The ONLY time we ever played with toy guns was when we wanted to pretend we were shooting bad guys (generally Germans or Russians), aliens, criminals, violent biker gangs, animals (usually bears or alligators, but occasionally mutated semi-intelligent apes - generally the day after a "Planet of the Apes" movie had come on TV), no-good city slickers who who had come to Hazard County to set up some sort of criminal enterprise (usually the day after "Dukes of Hazard" came on, although "guns" may be a stretch here, because we were usually using bow and arrows with TNT tied to the arrow-tips), killer robots, the KKK, or dirty military intelligence officials who were trying to capture the A-team. Yep, other than that, we wouldn't TOUCH a toy gun. Now, my mom new better than to let us have realistic toy guns - usually whatever firearms we could get our hands on came in some shade of orange or blue. Of course, a little black spray paint or some electrical tape generally took care of that. Although there was the Christmas when my Grandma found four black imitation M-16's that made kind of a R-R-R-R sound when you pulled the trigger.
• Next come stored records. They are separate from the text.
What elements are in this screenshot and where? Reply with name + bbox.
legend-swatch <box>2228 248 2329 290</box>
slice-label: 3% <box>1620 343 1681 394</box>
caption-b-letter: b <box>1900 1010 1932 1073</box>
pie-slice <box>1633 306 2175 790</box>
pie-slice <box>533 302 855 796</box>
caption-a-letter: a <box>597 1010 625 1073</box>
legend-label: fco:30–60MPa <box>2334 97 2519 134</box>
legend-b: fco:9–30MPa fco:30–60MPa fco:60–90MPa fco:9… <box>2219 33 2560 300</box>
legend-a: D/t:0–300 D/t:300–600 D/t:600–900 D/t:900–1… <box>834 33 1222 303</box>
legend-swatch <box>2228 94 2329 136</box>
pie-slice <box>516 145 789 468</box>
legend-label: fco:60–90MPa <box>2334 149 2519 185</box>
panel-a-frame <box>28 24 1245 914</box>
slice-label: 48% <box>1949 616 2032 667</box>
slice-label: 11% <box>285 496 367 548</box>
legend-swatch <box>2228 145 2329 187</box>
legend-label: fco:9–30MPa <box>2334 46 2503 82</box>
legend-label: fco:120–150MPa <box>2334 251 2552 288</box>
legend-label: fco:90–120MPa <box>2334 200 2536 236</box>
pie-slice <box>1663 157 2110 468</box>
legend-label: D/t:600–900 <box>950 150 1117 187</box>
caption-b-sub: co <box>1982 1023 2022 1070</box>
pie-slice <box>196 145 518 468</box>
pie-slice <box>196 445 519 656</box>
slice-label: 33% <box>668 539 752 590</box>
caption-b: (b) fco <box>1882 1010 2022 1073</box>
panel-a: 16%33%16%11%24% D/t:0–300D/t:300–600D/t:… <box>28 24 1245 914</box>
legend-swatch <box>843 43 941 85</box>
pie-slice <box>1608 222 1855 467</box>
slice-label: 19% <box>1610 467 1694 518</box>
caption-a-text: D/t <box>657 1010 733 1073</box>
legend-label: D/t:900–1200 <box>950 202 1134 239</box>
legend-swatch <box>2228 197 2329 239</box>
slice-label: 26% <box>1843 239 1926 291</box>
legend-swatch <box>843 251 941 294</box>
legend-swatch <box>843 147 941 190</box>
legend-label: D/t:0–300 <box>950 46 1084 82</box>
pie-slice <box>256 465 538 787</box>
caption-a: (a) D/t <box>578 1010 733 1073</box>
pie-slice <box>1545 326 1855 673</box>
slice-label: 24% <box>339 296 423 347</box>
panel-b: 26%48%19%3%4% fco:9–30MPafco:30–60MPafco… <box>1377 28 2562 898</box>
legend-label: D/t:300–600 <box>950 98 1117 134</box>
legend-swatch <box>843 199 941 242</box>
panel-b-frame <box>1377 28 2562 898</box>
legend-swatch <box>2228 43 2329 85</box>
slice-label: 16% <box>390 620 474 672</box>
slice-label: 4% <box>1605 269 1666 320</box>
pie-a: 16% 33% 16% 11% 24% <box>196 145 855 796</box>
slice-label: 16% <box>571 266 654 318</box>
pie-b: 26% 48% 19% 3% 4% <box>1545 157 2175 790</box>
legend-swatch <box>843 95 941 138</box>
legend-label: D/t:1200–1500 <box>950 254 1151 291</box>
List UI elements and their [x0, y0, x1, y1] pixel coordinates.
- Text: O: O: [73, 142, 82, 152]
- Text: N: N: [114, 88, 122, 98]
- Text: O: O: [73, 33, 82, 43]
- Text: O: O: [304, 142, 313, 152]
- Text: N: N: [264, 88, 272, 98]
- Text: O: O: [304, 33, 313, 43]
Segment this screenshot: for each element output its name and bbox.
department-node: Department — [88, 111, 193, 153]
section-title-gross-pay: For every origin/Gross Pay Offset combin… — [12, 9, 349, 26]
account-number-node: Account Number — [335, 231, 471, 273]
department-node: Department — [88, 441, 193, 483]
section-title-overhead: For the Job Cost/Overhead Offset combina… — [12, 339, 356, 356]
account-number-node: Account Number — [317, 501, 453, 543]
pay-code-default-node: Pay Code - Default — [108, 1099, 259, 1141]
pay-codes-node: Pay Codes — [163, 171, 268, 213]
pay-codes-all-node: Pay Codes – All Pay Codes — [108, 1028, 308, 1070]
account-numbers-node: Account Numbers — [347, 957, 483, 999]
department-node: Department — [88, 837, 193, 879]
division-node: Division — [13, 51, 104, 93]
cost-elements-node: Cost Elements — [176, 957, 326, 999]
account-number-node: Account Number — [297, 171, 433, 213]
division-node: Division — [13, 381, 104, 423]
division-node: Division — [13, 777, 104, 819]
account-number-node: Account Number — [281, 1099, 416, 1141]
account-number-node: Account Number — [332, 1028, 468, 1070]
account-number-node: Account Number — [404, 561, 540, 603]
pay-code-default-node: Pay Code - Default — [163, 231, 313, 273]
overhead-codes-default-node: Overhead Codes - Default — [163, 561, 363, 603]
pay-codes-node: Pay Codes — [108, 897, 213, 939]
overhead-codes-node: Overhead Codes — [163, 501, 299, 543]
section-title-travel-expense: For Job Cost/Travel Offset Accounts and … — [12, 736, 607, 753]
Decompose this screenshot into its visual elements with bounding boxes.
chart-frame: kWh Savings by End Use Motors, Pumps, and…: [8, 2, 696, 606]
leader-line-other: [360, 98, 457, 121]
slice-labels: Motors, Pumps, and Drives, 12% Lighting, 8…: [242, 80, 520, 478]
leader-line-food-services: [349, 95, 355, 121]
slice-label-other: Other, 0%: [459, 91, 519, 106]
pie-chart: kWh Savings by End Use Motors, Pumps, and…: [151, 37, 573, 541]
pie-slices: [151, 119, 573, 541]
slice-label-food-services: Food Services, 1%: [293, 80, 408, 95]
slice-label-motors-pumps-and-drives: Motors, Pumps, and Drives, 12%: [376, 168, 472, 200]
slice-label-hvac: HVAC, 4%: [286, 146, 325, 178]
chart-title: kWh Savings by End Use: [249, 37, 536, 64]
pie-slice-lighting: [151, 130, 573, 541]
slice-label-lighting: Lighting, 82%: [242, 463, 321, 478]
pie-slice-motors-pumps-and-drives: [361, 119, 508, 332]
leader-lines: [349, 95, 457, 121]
I can't remember ever being as excited about anything as 7-year old me was about that M-16. I slept with it like Ralphie from "A Christmas Story"
My nine-year old son could care less about toy guns. I tried buying him some "GI Joes" a few years ago, but he played with them for about 3 minutes then they disappeared in his closet forever. He'd rather play "Minecraft" for hours on end.
I'd rather have him out in the back yard shooting extremist terrorists with an orange M-4.